Jerry Sohl was born on December 2, 1913 and died on November 4, 2002.

In addition to science fiction, Sohl also wrote screenplays, including scripts for The Twilight Zone, The Outer Limits, and Star Trek, including the episodes “The Corbomite Maneuver,” “This Side of Paradise,” and “Whom Gods Destroy.” His episodes of The Twilight Zone were ghostwritten for Charles Beaumont, whose failing health meant he couldn’t deliver the scripts he had contracted for. He has published under the pseudonyms Nathan Butler and Sean Mei Sullivan as well.

“Death in Transit” was first published by Larry T. Shaw in the June 1956 issue of Infinity Science Fiction. It was first reprinted in 2003 in Sohl’s posthumous collection Filet of Sohl: The Classic Scripts and Stories of Jerry Sohl. It was published again in Science Fiction Gems: Volume Fourteen, edited by Gregory Luce in 2018.

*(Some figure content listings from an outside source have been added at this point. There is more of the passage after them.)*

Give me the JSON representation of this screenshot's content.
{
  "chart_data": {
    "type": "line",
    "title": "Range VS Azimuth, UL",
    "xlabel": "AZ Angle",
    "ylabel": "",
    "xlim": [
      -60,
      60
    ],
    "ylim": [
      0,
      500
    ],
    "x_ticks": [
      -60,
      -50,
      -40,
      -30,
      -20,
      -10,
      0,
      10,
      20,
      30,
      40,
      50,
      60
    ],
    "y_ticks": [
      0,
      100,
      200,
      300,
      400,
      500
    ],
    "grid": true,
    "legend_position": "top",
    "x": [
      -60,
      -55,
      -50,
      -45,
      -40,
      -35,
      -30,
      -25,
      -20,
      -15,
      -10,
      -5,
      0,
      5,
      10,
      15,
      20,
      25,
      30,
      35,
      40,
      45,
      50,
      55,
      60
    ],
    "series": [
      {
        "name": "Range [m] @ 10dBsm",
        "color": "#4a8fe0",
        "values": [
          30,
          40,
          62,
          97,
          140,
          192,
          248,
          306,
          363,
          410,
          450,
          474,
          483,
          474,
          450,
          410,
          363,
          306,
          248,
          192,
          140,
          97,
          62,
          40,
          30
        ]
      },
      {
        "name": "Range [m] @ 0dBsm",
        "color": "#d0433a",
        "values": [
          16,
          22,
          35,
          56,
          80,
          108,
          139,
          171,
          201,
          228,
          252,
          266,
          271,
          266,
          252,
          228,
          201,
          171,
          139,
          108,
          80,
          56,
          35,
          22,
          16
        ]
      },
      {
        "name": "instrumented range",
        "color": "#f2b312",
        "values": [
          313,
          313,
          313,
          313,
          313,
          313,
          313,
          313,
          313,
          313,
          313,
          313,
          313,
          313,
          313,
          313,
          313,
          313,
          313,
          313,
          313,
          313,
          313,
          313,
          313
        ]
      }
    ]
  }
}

In 2016 the film Passengers posited a spaceship on a lengthy voyage. Anyone who has seen it will find Sohl’s short story “Death in Transit” familiar.  The story opens with Sohl’s pilot, Clifton West losing his wife, Karen, when she falls down a ventilation shaft on the spaceship one year into a ten year voyage. Although West tries to deal with his loss, the loneliness on the spaceship begins to gnaw at him. He begins to look at the records for the passengers to decide who to wake up for companionship. Although he knows he should wake a man, and even settles on George Hedstrom, he develops an infatuation for Portia Lavester and wakes her, knowing it is a bad idea.

Sohl does not portray West’s actions as well-thought out and even as West tries to behave properly in light of what he did, trying to give Lavester the room she needs to get used to the idea that she has been awakened nine years earlier, West still comes across as creepy. When Lavester does begin to soften towards him, her response to him, even when she claims some affection, never seems quite right. She is aware that even if he hasn’t physically touched her, he has still violated her. Writing in 1956, Sohl did not portray his lone starship pilot as a hero, but clearly shows the horror felt by Lavester at his actions.